WARSAW: The number of boat migrants arriving in Italy soared 500 percent in the first half of the year, already topping a 2011 record during the Arab Spring uprisings, EU border agency Frontex said Tuesday,
The Warsaw-based agency said 78,300 people had arrived in the EU by the end of July via the hazardous Mediterranean route from Libya to mainly Italy, but also Malta. The figure is up from 12,915 during the same period last year.
Eritreans and Syrians make up the bulk of migrants risking the sea journey, but many sub-Saharan Africans, mostly from Mali and Sudan, also arrive via that route, said Frontex spokeswoman Izabella Cooper.
"Libya is highly unstable as it is now, and that means that the people-smuggling networks are flourishing," Cooper told AFP.
"But at the same time, you have migrants from a number of countries that are at war.

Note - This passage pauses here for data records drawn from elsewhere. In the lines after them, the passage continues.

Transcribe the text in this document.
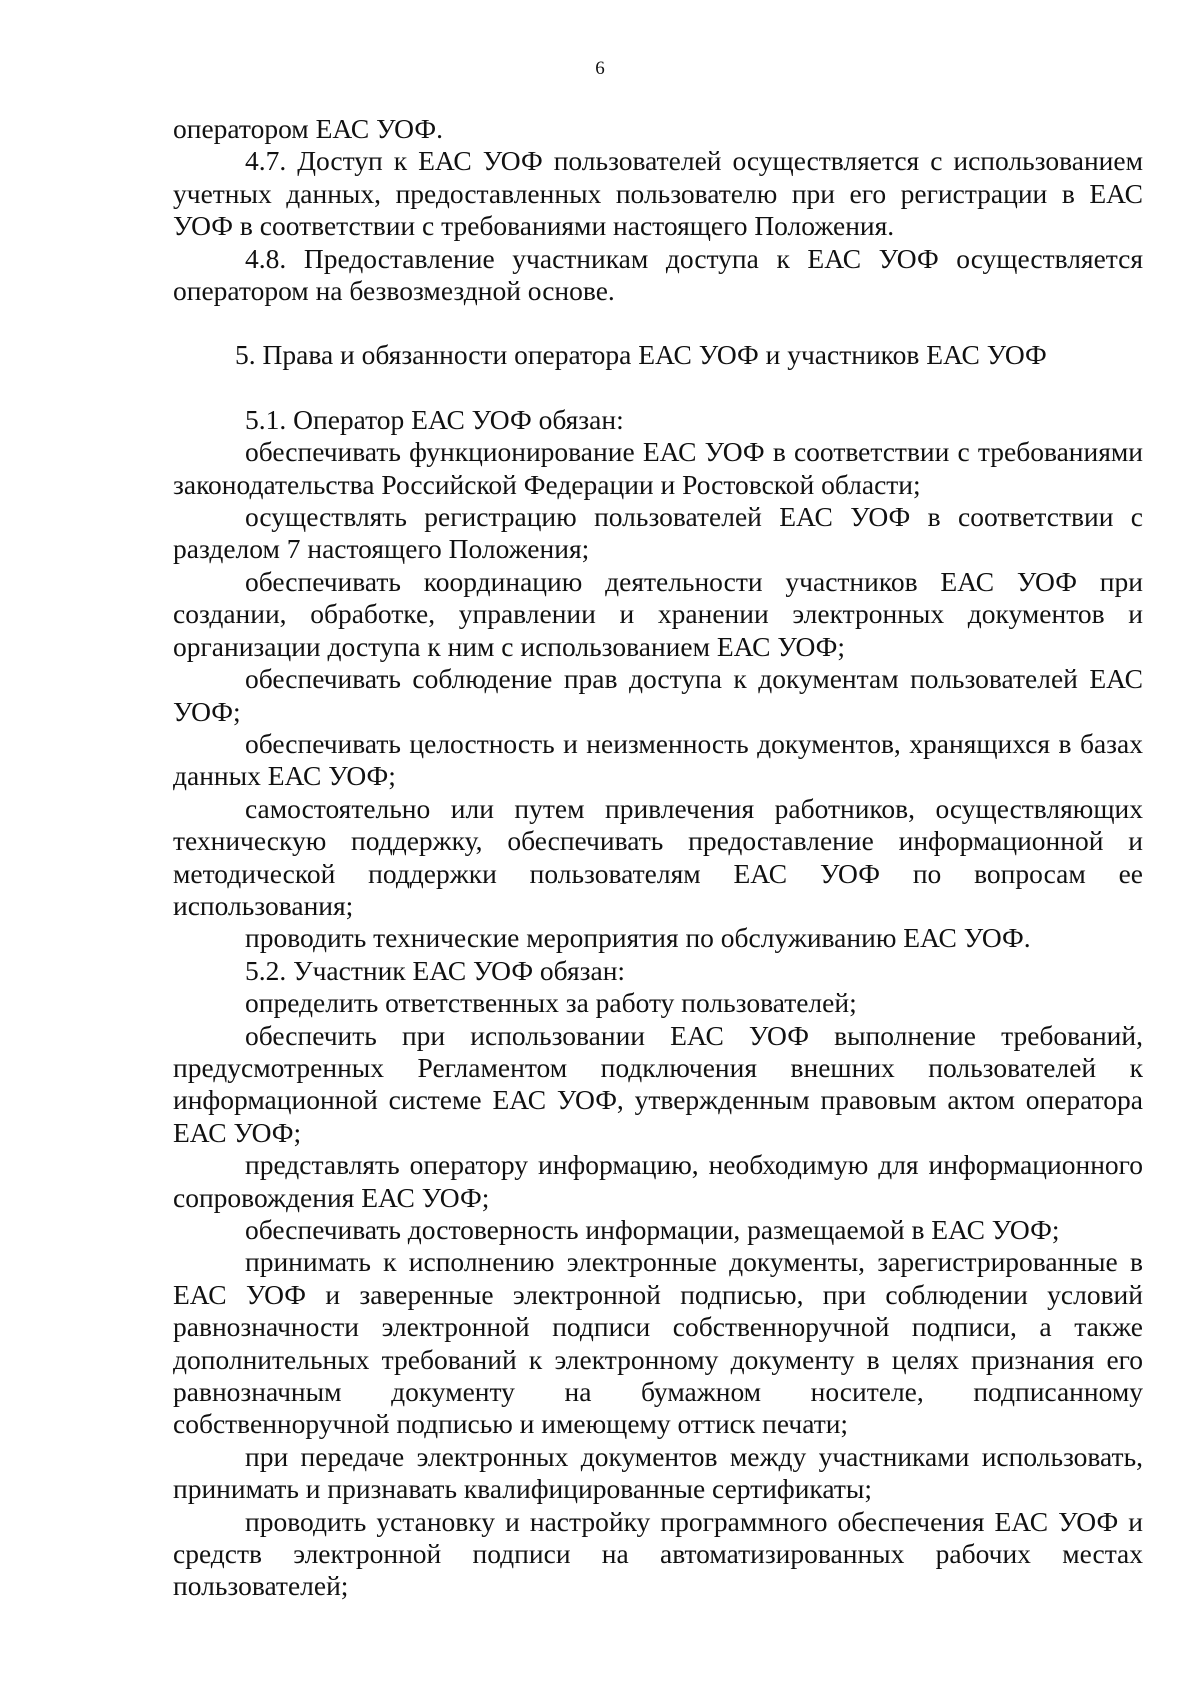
6

оператором ЕАС УОФ.

4.7. Доступ к ЕАС УОФ пользователей осуществляется с использованием учетных данных, предоставленных пользователю при его регистрации в ЕАС УОФ в соответствии с требованиями настоящего Положения.

4.8. Предоставление участникам доступа к ЕАС УОФ осуществляется оператором на безвозмездной основе.

5. Права и обязанности оператора ЕАС УОФ и участников ЕАС УОФ

5.1. Оператор ЕАС УОФ обязан:

обеспечивать функционирование ЕАС УОФ в соответствии с требованиями законодательства Российской Федерации и Ростовской области;

осуществлять регистрацию пользователей ЕАС УОФ в соответствии с разделом 7 настоящего Положения;

обеспечивать координацию деятельности участников ЕАС УОФ при создании, обработке, управлении и хранении электронных документов и организации доступа к ним с использованием ЕАС УОФ;

обеспечивать соблюдение прав доступа к документам пользователей ЕАС УОФ;

обеспечивать целостность и неизменность документов, хранящихся в базах данных ЕАС УОФ;

самостоятельно или путем привлечения работников, осуществляющих техническую поддержку, обеспечивать предоставление информационной и методической поддержки пользователям ЕАС УОФ по вопросам ее использования;

проводить технические мероприятия по обслуживанию ЕАС УОФ.

5.2. Участник ЕАС УОФ обязан:

определить ответственных за работу пользователей;

обеспечить при использовании ЕАС УОФ выполнение требований, предусмотренных Регламентом подключения внешних пользователей к информационной системе ЕАС УОФ, утвержденным правовым актом оператора ЕАС УОФ;

представлять оператору информацию, необходимую для информационного сопровождения ЕАС УОФ;

обеспечивать достоверность информации, размещаемой в ЕАС УОФ;

принимать к исполнению электронные документы, зарегистрированные в ЕАС УОФ и заверенные электронной подписью, при соблюдении условий равнозначности электронной подписи собственноручной подписи, а также дополнительных требований к электронному документу в целях признания его равнозначным документу на бумажном носителе, подписанному собственноручной подписью и имеющему оттиск печати;

при передаче электронных документов между участниками использовать, принимать и признавать квалифицированные сертификаты;

проводить установку и настройку программного обеспечения ЕАС УОФ и средств электронной подписи на автоматизированных рабочих местах пользователей;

You have Syrians of course, but also Eritreans and Somalis."
The figures for this year so far have already smashed the record for all of 2011 when the Arab Spring uprisings saw 64,300 migrants enter the EU via the Mediterranean route.
The flow of migrants fleeing war zones and setting out from Libya to Italy, or from Turkey to Greece or Bulgaria, has sparked tensions within the EU.
The deaths of hundreds of boat migrants seeking to reach Europe has also thrust the issue into the public eye.
EU ministers met last month to discuss how to help Italy deal with the thousands of migrants arriving on its coasts each year, many of whom place themselves in the hands of traffickers to then try to reach the European country of their choice.
The European Commission said the refusal of member states to be flexible on asylum requests was fuelling the crisis.